In the distance, I can see the town of Pondicherry, its sea wall a dark blur through the heat waves. I can’t see the port from where I’m standing, but I know that the Pondicherry government is talking about building a new and bigger one, just south of the existing site. Local environmentalists have warned that a new port risks destroying a hundred-mile stretch of the coast. But the government is insistent: India is developing, modernizing, and Pondicherry can’t be left behind.
Before I leave the village, Valli invites me inside her hut. She seems to think I may be able to help her get a new home. I try to convince her otherwise, but she doesn’t listen. The hut is small — no more than five metres by five metres — with torn thatched walls, and a low thatched roof interwoven with plastic bags to keep the rain out. There is a blackened kerosene stove in the corner of the room; a cardboard calendar with a picture of a deity hangs from the wall. It’s midday, but her boys are asleep, lying on the cracked concrete floor. They each have a single pillow, no mattress.
Valli has nothing. And the future holds nothing for her. I ask how she makes a living and she says she used to buy fish from the fishermen and resell them in the market. But now, since the beach has been eroded, there are hardly any fish.
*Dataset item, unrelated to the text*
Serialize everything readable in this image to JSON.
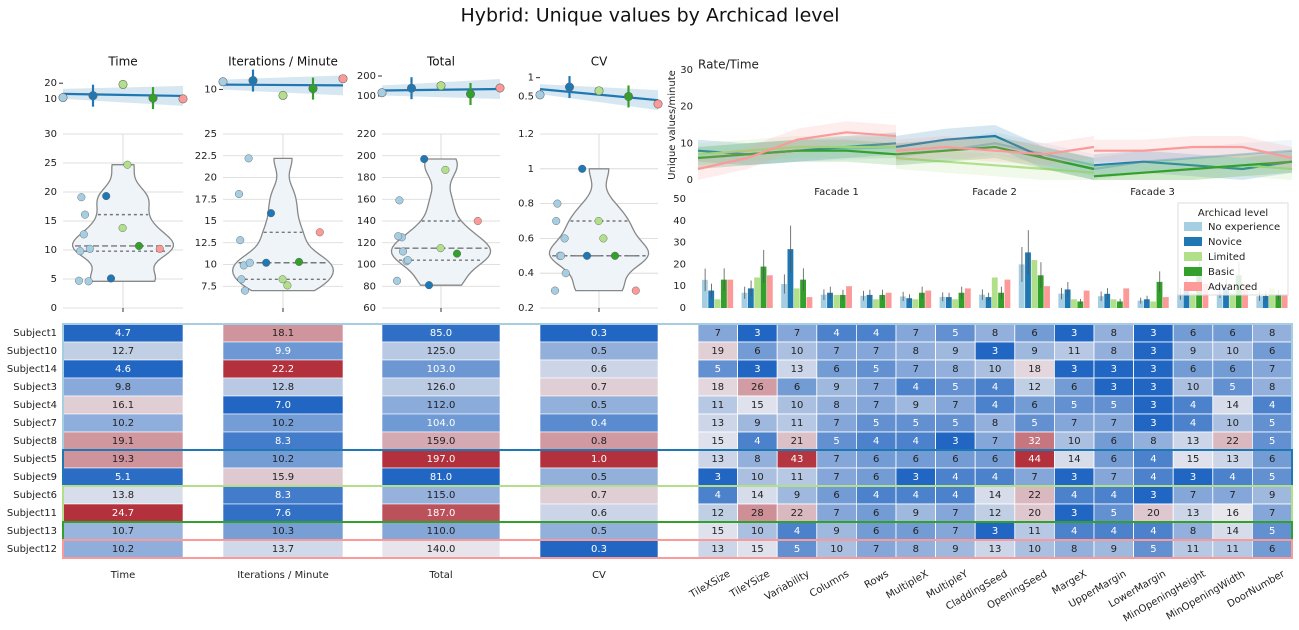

She says her friends are suffering as well, but at least they have husbands to help. I don’t want to ask about her absent husband, but she tells me anyway. She says they had another son. He went out one day into the ocean. It was a clear day, not at all stormy. But they never saw him again; they just found his empty boat. Her husband, she says, was destroyed by the loss of their son. They had to send him to an institution. ‘Now I am all alone,’ she says, and starts to cry. ‘This is all I have, and this, too, I’m losing.’
In the dwindling sand outside Valli’s hut, a woman in a green sari sits on her haunches. ‘What will you do to help us?’ she asks as I prepare to leave. ‘Everyone comes here and talks, and asks us questions. What will you do? If this continues’ – she gestures out towards the disappearing beach — ‘we’re all going to die.’